The author also talks a bit about the enduring appeal of King Arthur and his stories.  Heroic knights and chivalry, a struggle of good against evil, a kingdom where right is more important than might, even if it is doomed to fall and be followed by a darker age.  “A moment so bright it will be seen on the far side of that darkness.”

This book would make a good gift for the casual fan of things King Arthur, especially bright teenagers.  Did they like the recent movie?

Book Review: The Greatest Knight

Book Review: The Greatest Knight by Thomas Asbridge

Disclaimer:  I received this book as a Goodreads giveaway on the premise that I would review it.  My copy was an uncorrected proof, and there will be changes to the final edition.  Specifically, there will be maps, genealogical charts, and an index.

The Greatest Knight

William Marshal started life as the younger son of a minor noble, so little regarded that when he was taken hostage, his father pretty much said, “go ahead, I can make more.”  But a combination of superior battle prowess, a gift for political maneuvering, and a certain amount of luck caused William to rise through the ranks of knighthood, until he ended his career as regent of all England, acting for the boy king Henry III.  In some ways, he came to define what people expected a knight to be.

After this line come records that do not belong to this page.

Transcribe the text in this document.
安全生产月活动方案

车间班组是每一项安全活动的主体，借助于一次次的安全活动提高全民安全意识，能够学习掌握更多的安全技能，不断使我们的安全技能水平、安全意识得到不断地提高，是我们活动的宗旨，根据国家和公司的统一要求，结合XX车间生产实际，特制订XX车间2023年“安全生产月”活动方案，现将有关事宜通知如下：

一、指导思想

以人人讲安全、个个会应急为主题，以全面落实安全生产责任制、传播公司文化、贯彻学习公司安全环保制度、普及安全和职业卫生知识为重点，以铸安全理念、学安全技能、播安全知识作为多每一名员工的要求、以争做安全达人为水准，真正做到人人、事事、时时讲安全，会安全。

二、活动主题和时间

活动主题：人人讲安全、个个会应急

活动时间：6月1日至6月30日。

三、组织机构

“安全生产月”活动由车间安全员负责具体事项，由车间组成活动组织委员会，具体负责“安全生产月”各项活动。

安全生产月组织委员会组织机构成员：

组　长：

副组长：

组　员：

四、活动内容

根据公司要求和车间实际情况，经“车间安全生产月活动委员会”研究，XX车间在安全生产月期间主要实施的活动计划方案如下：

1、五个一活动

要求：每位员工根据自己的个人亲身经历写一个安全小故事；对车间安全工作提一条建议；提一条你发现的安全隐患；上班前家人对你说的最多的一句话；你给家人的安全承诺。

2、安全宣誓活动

We know more about William Marshal than many other figures of the Twelfth and Thirteenth Centuries because his family commissioned a flattering  biography of him, the sole remaining copy of which turned up in the 1860s, and was finally read and translated in the 1880s.   Now, I say “flattering”, but as the author points out, what people in the 1220s considered admirable traits do not necessarily conform with what Twenty-First Century folks consider to be the ideal of chivalry.   William often acted out of naked self-interest to gain rewards of land and titles.  It’s also pointed out when The History of William Marshal skips over or obfuscates events we know from other sources that William was involved with, but don’t reflect well on him.

William Marshal’s life was strongly tied to the fortunes of the Angevin dynasty, and this book covers the political situation of the time, as well as a general discussion of  knighthood as it then existed.  It puts the treachery of John Lackland against his brother Richard the Lionheart into perspective when we see that their entire family was like that (Richard was actively trying to overthrow his father when the old man suddenly took ill and died.)  It’s just that King John was much less competent at it than most of his relatives, so he got saddled with the worst reputation.

While the writer has to speculate in places, it doesn’t feel forced.  He has the advantage of writing about an interesting subject who lived through many historic events.  But William Marshal soon fell into obscurity; all his sons died without heirs, and his biography was written in the days before printing presses, so only a few copies were ever made.  By Shakespeare’s time, he was reduced to a cameo in the King John play as “Pembroke.”  Thus you may be hearing about him for the first time.

While this book is written for adults, it should be suitable for junior high students and up.  I’d especially recommend it to readers who love tales of knights and kings, and Game of Thrones fans who want deep background.